12 Tips for Reducing Tiredness

1. Eat a good diet of fresh green, raw or steamed vegetables such as sprouts, avocado, asparagus, broccoli and spinach.

2. Eat nuts such as peanuts, coconuts, almonds and soy nuts, they are a great source of energy.

3. Cut out all added sugar, processed foods, coffee, tea and alcohol. These are low energy foods or ‘no energy’ foods.

4. Eat low glycaemic index foods (below 55) to keep your blood sugar even. Beans and lentils are a good low glycaemic index food and seeds such as linseed, sesame, pumpkin and sunflower are a good source of energy and fatty acids.

5. Eat fresh fruit especially raspberries, strawberries, cherries, and blackberries as they contain strong antioxidants.

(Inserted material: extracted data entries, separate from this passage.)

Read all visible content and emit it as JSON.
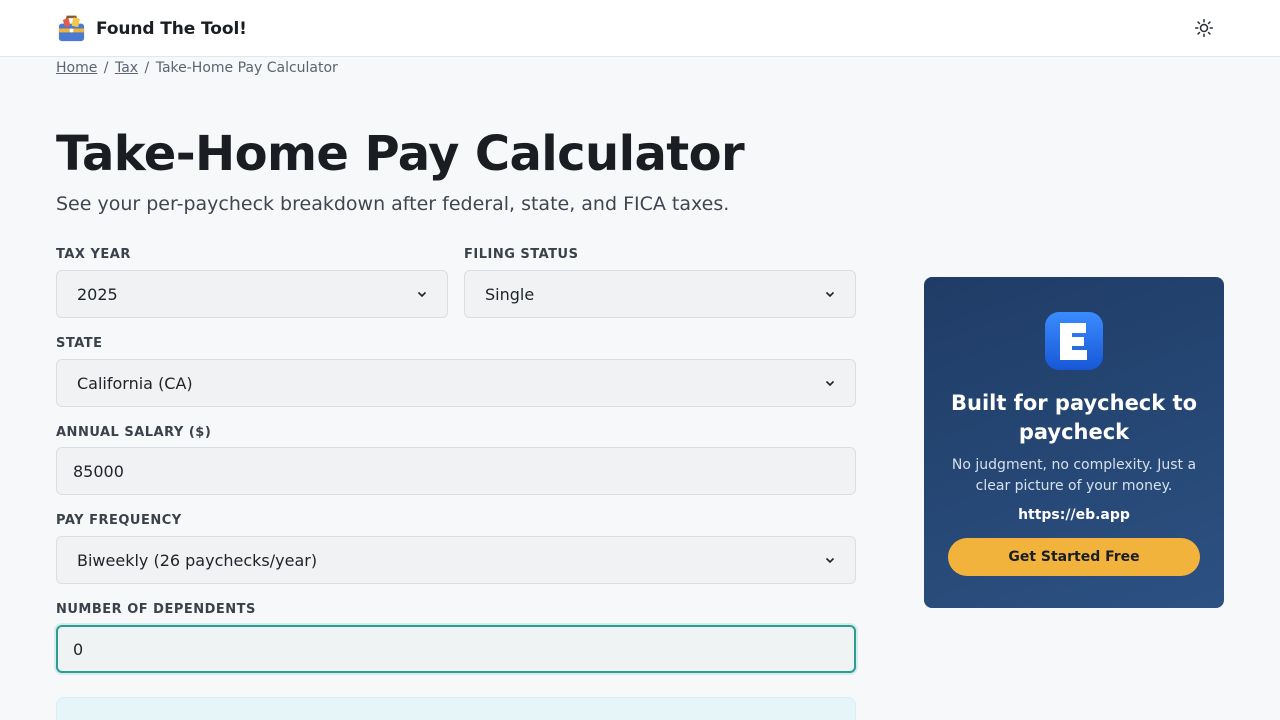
{
  "header": {
    "brand_name": "Found The Tool!",
    "brand_icon": "toolbox-icon",
    "theme_icon": "sun-icon"
  },
  "breadcrumb": {
    "items": [
      "Home",
      "Tax",
      "Take-Home Pay Calculator"
    ],
    "separator": "/"
  },
  "page": {
    "title": "Take-Home Pay Calculator",
    "subtitle": "See your per-paycheck breakdown after federal, state, and FICA taxes."
  },
  "form": {
    "tax_year": {
      "label": "Tax Year",
      "value": "2025"
    },
    "filing_status": {
      "label": "Filing Status",
      "value": "Single"
    },
    "state": {
      "label": "State",
      "value": "California (CA)"
    },
    "annual_salary": {
      "label": "Annual Salary ($)",
      "value": "85000"
    },
    "pay_frequency": {
      "label": "Pay Frequency",
      "value": "Biweekly (26 paychecks/year)"
    },
    "dependents": {
      "label": "Number of Dependents",
      "value": "0"
    }
  },
  "promo": {
    "logo_letter": "E",
    "title": "Built for paycheck to paycheck",
    "text": "No judgment, no complexity. Just a clear picture of your money.",
    "url": "https://eb.app",
    "cta_label": "Get Started Free"
  },
  "colors": {
    "accent": "#2a9d95",
    "promo_bg": "#24456f",
    "cta": "#f2b33d"
  }
}
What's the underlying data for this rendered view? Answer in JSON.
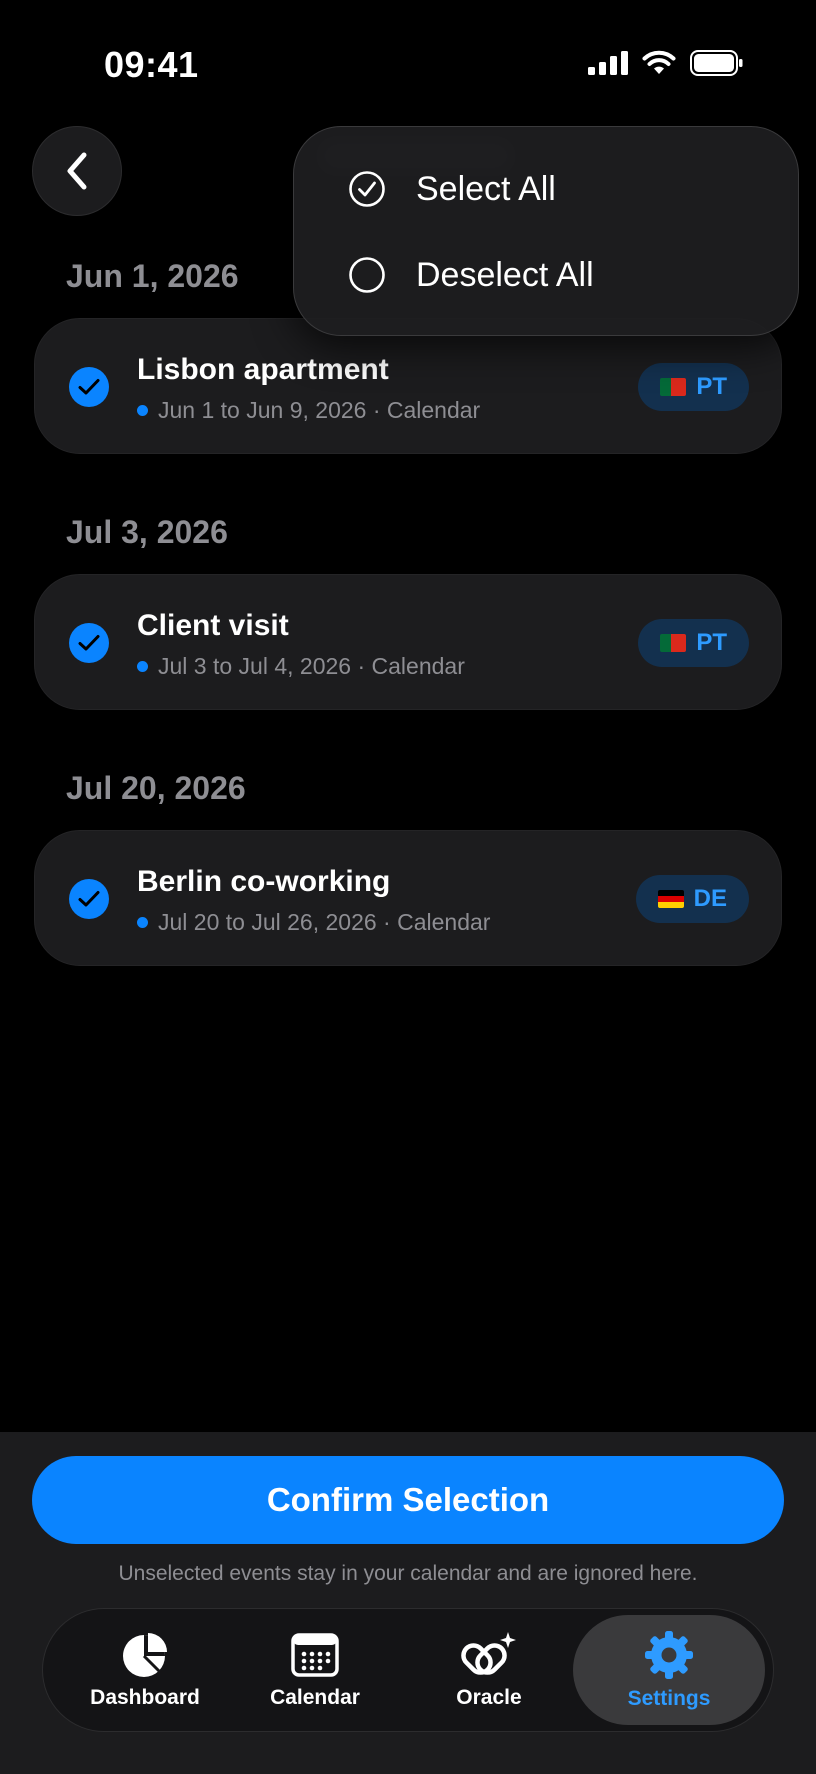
{
  "status_bar": {
    "time": "09:41"
  },
  "menu": {
    "items": [
      {
        "label": "Select All",
        "icon": "checkmark-circle-icon"
      },
      {
        "label": "Deselect All",
        "icon": "empty-circle-icon"
      }
    ]
  },
  "sections": [
    {
      "date": "Jun 1, 2026",
      "event": {
        "title": "Lisbon apartment",
        "subtitle": "Jun 1 to Jun 9, 2026 · Calendar",
        "country": "PT",
        "selected": true
      }
    },
    {
      "date": "Jul 3, 2026",
      "event": {
        "title": "Client visit",
        "subtitle": "Jul 3 to Jul 4, 2026 · Calendar",
        "country": "PT",
        "selected": true
      }
    },
    {
      "date": "Jul 20, 2026",
      "event": {
        "title": "Berlin co-working",
        "subtitle": "Jul 20 to Jul 26, 2026 · Calendar",
        "country": "DE",
        "selected": true
      }
    }
  ],
  "confirm": {
    "label": "Confirm Selection",
    "helper": "Unselected events stay in your calendar and are ignored here."
  },
  "tabs": [
    {
      "label": "Dashboard",
      "icon": "pie-chart-icon",
      "active": false
    },
    {
      "label": "Calendar",
      "icon": "calendar-icon",
      "active": false
    },
    {
      "label": "Oracle",
      "icon": "oracle-sparkle-icon",
      "active": false
    },
    {
      "label": "Settings",
      "icon": "gear-icon",
      "active": true
    }
  ],
  "colors": {
    "accent": "#0a84ff",
    "background": "#000000",
    "card": "#1c1c1e",
    "secondary_text": "#8e8e93"
  }
}
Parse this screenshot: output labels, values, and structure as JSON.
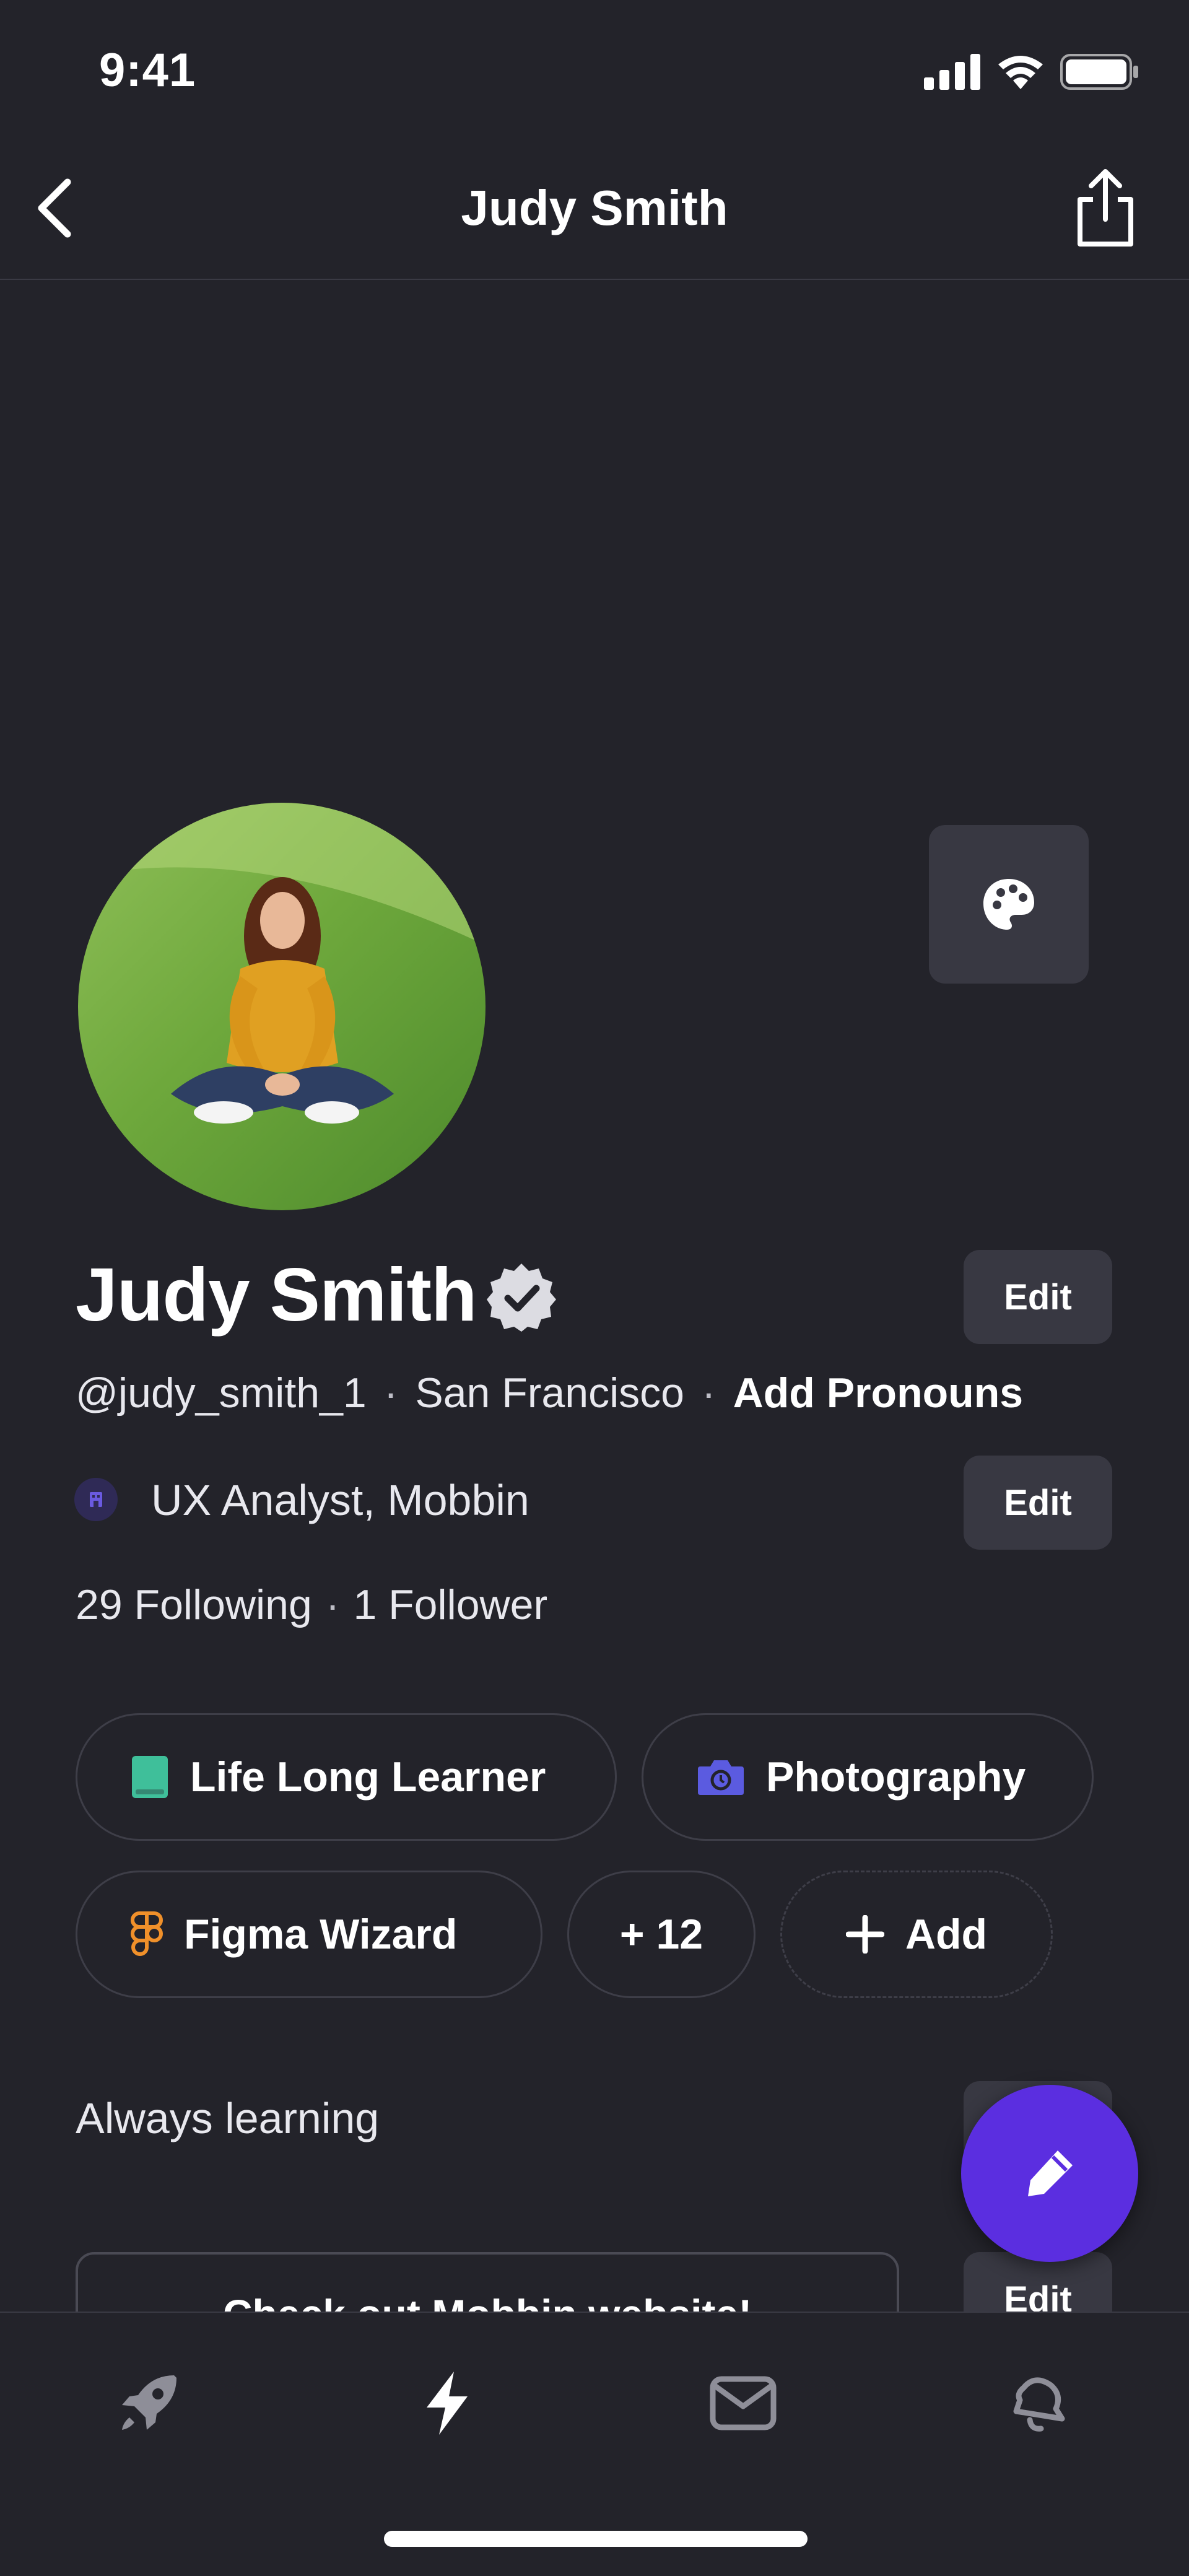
{
  "status_bar": {
    "time": "9:41"
  },
  "header": {
    "title": "Judy Smith"
  },
  "profile": {
    "name": "Judy Smith",
    "edit_label": "Edit",
    "handle": "@judy_smith_1",
    "location": "San Francisco",
    "pronouns_link": "Add Pronouns",
    "separator": "·",
    "job": "UX Analyst, Mobbin",
    "following": "29 Following",
    "followers": "1 Follower",
    "bio": "Always learning",
    "link_card": "Check out Mobbin website!"
  },
  "chips": {
    "learner": "Life Long Learner",
    "photography": "Photography",
    "figma": "Figma Wizard",
    "more": "+ 12",
    "add": "Add"
  },
  "icons": {
    "learner_icon_color": "#3fbf9a",
    "photo_icon_color": "#5b5be0",
    "figma_icon_color": "#f0902a",
    "fab_color": "#5b2ee0"
  }
}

6. Drink at least one to two litres of water a day. Dehydration makes you feel tired and unwell.

7. Breathe deeply to the bottom of your lungs. Oxygen is very important for cell energy and ‘power breathing’ is a great way to oxygenate your bodies, breathe in through your nose to a count of 4, hold your breath for 20 counts and breathe out through your nose for 10. Repeat it 3 times.

8. Get as much sleep before midnight as possible because that is when the important restorative hormone, melatonin, is produced and it is only stimulated by darkness.

9. Avoid using the computer for any length of time before going to bed.

10. Take all electrics out of your bedroom because electromagnetic fields can affect your sleep.

11. Exercise at least 3 times a week for 30 minutes.

12. Take nutritional supplements. With today’s polluted environment and high stress lifestyles, our poor eating habits, and the poor quality of our food it is most important. I recommend a liquid multivitamin and mineral which also contains amino acids, trace minerals, enzymes and essential fatty acids. Being a liquid it is absorbed and utilised so much more easily.